Language decidability and Post's theorem

Question

I have the following exercise on decidability:

Show that the language $L$ is decidable if and only if there exist decidable languages $A$ and $B$ such that $L=\{x\;|\;(\exists y)[\langle x, y\rangle\in A]\}=\{x\;|\;(\forall y)[\langle x, y\rangle\in B]\}$.

There is a hint to use Post's theorem. Any suggestion how to show this?

Answer 1

If you already know that "Post's theorem" implies decidable = $\Delta^0_1$, then the whole proof becomes a 1-liner: The RHS conditions say precisely that $L$ is both $\Sigma^0_1$ and $\Pi^0_1$, i.e. that $L$ is $\Delta^0_1$. In the event you haven't proved that, the following shows why it's true.

($\Longleftarrow$) Given decidable $A, B$, suppose $L$ is such that $$\begin{align} L &= \{x\mid(\exists y)[\langle x, y\rangle\in A]\} \tag{$\Sigma$}\\ &= \{x\mid(\forall y)[\langle x, y\rangle\in B]\} \tag{$\Pi$}. \end{align}$$ The identity ($\Sigma$) shows that $L$ is $\Sigma^0_1$ (alias, semi-decidable, alias recursively enumerable). The identity ($\Pi$) shows that $L$ is $\Pi^0_1$ (hence its complement is semi-decidable, alias recursively enumerable). Therefore $L$ is $\Delta^0_1$, which is the same thing as decidable (alias recursive).

To see more explicitly why this is so, we can write $L^c$, the complement of $L$, in terms of $B$ in a $\Sigma^0_1$ way: $$\begin{align} L^c &= \{x\mid \neg(\forall y)[\langle x, y\rangle\in B]\} \\ &= \{x\mid (\exists y)[\langle x, y\rangle\notin B]\} \\ &= \{x\mid (\exists y)[\langle x, y\rangle\in B^c]\} \\ \end{align}$$ Because $B$ is decidable, so is $B^c$. Thus, just like $L$, the complement $L^c$ of $L$ is the projection of a decidable relation.

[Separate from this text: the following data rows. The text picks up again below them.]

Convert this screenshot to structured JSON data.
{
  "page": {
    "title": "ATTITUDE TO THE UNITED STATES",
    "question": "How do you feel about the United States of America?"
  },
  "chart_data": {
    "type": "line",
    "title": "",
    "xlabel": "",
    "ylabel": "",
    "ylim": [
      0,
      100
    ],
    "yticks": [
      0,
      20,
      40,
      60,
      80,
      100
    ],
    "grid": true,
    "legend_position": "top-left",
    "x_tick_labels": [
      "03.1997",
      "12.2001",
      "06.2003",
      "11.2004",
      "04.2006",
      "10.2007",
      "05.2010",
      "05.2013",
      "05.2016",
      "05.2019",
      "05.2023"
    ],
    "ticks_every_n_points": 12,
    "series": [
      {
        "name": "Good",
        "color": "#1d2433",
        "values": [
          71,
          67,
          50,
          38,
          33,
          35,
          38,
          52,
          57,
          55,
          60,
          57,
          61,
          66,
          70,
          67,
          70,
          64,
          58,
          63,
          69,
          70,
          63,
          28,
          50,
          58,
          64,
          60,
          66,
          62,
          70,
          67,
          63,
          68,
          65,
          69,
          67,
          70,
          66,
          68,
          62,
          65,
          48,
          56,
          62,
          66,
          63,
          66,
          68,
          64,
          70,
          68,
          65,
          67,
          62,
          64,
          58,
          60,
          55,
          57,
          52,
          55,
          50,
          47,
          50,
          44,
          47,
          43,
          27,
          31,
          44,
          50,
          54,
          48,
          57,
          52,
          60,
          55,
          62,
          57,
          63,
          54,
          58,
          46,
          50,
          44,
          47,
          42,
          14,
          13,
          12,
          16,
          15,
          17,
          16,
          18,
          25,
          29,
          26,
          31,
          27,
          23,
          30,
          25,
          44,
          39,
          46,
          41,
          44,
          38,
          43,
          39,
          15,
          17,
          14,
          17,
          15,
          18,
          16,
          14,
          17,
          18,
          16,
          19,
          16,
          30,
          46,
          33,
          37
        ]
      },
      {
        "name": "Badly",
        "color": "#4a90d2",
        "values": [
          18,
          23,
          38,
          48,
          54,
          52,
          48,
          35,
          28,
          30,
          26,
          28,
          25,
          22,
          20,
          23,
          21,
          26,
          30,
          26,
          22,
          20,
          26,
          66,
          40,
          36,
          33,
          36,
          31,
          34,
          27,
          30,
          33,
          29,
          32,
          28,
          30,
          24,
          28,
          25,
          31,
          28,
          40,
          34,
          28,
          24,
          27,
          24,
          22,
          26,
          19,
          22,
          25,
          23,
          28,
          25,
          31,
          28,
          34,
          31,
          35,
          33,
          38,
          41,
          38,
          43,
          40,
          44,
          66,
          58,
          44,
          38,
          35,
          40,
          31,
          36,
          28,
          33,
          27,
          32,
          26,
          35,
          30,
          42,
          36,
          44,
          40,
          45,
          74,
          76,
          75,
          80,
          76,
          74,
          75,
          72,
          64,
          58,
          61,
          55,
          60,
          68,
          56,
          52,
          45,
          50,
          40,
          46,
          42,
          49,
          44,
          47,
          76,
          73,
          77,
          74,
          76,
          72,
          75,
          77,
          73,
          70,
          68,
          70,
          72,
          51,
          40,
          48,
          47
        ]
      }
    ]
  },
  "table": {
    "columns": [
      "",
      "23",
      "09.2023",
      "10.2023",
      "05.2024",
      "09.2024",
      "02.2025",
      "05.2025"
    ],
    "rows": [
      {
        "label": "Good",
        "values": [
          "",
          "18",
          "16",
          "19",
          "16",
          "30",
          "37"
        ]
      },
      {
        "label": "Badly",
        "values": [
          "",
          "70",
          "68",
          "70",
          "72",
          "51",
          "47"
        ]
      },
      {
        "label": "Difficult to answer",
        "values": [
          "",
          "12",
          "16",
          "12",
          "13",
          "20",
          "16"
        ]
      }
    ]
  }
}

To enumerate $x$ into $L^c$ involves an unbounded search through all $(x,y)$ until one is found that's in $B^c$.

An algorithm for deciding membership in $L$ is as follows. There are, in principle, procedures decide_A(x,y) and decide_not_B(x,y) which decide membership of $\langle x,y \rangle$ in $A$ and $B^c$ respectively. So here's a procedure for deciding membership in $L$:

def decide_L(x):
    y = 0
    while True:
        if decide_A(x,y):
            return True        # x is in L
        if decide_not_B(x,y):
            return False       $ x is in complement of L
        y = y + 1

This procedure will always terminate, because for each $x$, some $y$ will be found such that one of the two procedures it calls will return True with arguments $x,y$.

Note: Actually, these "procedures" are all "functions", in the programming language sense, as they return values.

($\Longrightarrow$) If $L$ is decidable, then both $L$ and $L^c$ are semi-decidable, so there are decidable $A, C$ such that: $$\begin{align} L &= \{x\mid(\exists y)[\langle x, y\rangle\in A]\} \\ L^c &= \{x\mid(\exists y)[\langle x, y\rangle\in C]\}. \end{align}$$ Then $B = C^c$ is decidable, and $$\begin{align} L^c &= \{x\mid(\exists y)[\langle x, y\rangle\in C]\} \\ &= \{x\mid(\exists y)[\langle x, y\rangle\notin B]\} \\ &= \{x\mid(\exists y)\neg[\langle x, y\rangle\in B]\} \\ &= \{x\mid \neg(\forall y)[\langle x, y\rangle\in B]\}. \end{align}$$

Therefore, $L = \{x\mid (\forall y)[\langle x, y\rangle\in B]\}$.